Milli Eğitim Bakanlığı (MEB)’in 2023- 2024 örgün eğitim istatistikleri eğitimdeki vahim tabloyu ortaya koydu. MEB’in verilerine göre son bir yılda öğrenci sayısı 1 milyon 194 bin 414 azaldı, okulda hiç kaydı olmayan öğrenci sayısı ise 1 milyon 123 bin. Veriler, Türkiye’de okul öncesi eğitimde de ilk defa azalışa işaret ediyor. Okul öncesi eğitimde devlet okullarında okul-şube ve kayıtlı çocuk sayısında 1 önceki yıla göre ciddi bir düşüş var. Son istatistiklere göre 3-5 yaş okullaşma oranı sadece yüzde 54.79.

 

MEB’in verilerine yansıyan okul öncesi eğitimdeki kamusal çöküşü İstanbul Kültür Üniversitesi Öğretim Üyesi, Okul Öncesi Eğitimi Uzmanı Prof . Dr. Mehmet Toran ile konuştuk.

MEB'in 2023-24 örgün eğitim istatistikleri yayınlandı. 0kul öncesi eğitim verileri bize neyi gösteriyor?

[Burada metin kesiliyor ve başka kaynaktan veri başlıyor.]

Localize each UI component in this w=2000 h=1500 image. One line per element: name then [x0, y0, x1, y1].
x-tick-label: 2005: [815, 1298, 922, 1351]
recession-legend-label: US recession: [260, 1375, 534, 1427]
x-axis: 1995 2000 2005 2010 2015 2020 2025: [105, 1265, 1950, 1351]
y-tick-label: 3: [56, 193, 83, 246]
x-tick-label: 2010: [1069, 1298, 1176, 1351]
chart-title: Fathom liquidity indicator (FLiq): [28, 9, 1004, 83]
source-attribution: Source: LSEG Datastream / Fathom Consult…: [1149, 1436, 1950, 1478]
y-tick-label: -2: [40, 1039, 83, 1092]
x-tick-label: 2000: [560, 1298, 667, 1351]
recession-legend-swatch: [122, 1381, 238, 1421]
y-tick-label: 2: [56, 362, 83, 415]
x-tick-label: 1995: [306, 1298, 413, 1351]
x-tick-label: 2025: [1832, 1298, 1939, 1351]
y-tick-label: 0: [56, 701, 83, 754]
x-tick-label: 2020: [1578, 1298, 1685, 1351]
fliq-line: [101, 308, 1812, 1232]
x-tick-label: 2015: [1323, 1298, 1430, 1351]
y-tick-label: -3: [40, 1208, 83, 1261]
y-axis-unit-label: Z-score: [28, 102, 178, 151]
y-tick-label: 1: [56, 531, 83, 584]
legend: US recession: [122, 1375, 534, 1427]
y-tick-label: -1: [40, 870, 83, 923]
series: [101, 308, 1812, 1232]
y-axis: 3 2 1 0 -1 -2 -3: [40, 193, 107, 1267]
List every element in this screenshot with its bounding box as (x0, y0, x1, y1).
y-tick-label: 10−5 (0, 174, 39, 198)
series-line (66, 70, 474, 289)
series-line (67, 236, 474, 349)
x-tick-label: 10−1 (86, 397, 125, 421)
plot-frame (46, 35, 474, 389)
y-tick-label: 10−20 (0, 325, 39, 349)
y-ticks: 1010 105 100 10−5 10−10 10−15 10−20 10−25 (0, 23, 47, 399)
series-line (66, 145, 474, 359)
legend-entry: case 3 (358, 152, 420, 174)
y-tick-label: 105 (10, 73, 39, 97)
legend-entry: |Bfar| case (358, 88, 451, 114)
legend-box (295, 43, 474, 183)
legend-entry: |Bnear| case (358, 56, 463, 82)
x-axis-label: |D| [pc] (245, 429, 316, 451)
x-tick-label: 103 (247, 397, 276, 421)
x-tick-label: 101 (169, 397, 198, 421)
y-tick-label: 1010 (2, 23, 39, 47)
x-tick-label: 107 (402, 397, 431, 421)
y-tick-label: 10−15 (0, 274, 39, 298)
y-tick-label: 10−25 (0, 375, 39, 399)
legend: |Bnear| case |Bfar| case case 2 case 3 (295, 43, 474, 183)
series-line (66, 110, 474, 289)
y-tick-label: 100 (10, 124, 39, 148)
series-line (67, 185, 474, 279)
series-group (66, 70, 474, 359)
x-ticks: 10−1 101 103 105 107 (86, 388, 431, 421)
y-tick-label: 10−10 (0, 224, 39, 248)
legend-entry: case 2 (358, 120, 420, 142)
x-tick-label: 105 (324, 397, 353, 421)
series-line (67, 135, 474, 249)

Prof. Dr. Mehmet Toran: MEB her yıl ruttin olarak bir önceki yıla ait istatistiklerinin 3-5 yaş arası okul öncesi eğitimde okullulaşmada OECD ortalaması yüzde 86 iken, bu oran Türkiye’de resmi ve özel okul öncesi eğitim kurumları dahil yüzde 54.79. Neredeyse OECD ortalamasının yarısı kadar. İstatistikler incelendiğinde resmi okul öncesi eğitim kurumlarından yararlanan çağ nüfusu 3-5 yaş arası çocukların oranı yüzde 44.88. Bu da devletin bu yaş grubundaki çocukların sadece yüzde 44.88’ine hizmet sunduğunu, yüzde 65’ine ise bu hizmeti sunamadığını gösteriyor. Okul öncesi eğitim hizmetlerine erişimin sınırlı olması, okul öncesi eğitime erişen ve erişemeyen çocuklar arasında uzun vadede ortaya çıkan eşitsizlikleri de besliyor.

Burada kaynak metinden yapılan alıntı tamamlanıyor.